Éditorial

Le paludisme ou la malaria menace 40% de la population mondiale et tue environ 2,5 million de personnes chaque année. La plupart des victimes sont des enfants de moins de cinq ans ou des femmes enceintes. Dans l’Afrique subsaharienne, environ 70 millions d’enfants d’âge préscolaire risquent de mourir de paludisme. De plus, chez les adultes, le paludisme affecte la capacité de travail. Tout ceci veut dire que le paludisme est l’un des plus gros problèmes de santé affectant les pays en développement. Comme les autres maladies que nous considérons dans ce numéro, le paludisme est transmis par les insectes. Souvent, les gens perdent l’espoir de pouvoir faire quoi que ce soit pour lutter contre le paludisme, surtout quand ils voient que les budgets de santé diminuent ou que les médicaments essentiels à la guérison ne sont plus disponibles.
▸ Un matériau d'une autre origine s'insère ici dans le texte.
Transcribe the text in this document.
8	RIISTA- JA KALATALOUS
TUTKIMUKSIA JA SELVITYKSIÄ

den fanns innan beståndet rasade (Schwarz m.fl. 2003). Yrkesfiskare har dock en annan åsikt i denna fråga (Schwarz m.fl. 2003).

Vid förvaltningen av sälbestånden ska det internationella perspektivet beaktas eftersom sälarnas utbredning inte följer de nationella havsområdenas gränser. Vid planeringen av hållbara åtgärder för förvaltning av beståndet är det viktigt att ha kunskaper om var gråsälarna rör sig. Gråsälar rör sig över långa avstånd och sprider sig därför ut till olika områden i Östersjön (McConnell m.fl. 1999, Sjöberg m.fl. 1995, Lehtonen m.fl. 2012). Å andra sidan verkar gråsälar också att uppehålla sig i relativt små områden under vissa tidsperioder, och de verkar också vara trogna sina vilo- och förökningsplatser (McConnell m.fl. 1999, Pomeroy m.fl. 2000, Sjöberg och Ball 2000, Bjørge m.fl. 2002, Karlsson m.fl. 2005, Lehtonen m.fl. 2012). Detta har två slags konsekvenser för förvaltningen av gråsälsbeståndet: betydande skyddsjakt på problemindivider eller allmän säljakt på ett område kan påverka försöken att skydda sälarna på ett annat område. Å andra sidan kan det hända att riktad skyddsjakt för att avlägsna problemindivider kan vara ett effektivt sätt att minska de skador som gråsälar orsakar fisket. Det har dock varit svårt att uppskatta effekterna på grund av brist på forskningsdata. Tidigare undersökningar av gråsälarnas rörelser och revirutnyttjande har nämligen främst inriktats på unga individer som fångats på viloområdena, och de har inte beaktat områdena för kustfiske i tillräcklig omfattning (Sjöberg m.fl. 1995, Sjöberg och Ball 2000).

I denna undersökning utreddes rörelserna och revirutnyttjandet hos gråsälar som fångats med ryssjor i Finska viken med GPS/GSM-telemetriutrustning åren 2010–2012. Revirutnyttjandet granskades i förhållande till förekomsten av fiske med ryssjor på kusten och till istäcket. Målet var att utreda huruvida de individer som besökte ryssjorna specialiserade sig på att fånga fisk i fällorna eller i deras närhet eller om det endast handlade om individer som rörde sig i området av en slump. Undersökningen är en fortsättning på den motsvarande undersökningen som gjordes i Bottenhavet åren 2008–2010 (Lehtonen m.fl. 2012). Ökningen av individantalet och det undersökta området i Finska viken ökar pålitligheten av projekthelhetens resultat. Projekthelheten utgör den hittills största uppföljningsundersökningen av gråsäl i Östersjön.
Dans ce numéro, nous considérons les mesures positives que nous pouvons prendre «à notre porte», sans avoir accès à de grosses ressources, telles que nous l’explique le professeur Molyneux. Une grande partie de ce numéro traite la question de la lutte contre le paludisme parce que c’est une maladie grave et très répandue, mais aussi parce que les mêmes mesures peuvent être appliquées dans le contrôle d’autres maladies, comme par exemple la fièvre jaune et la filariose.

Nous remercions AHRTAG pour nous avoir permis d’utiliser certaines de leurs informations. AHRTAG publie un annuaire très utile pour obtenir des tissus moustiquaires et des insecticides.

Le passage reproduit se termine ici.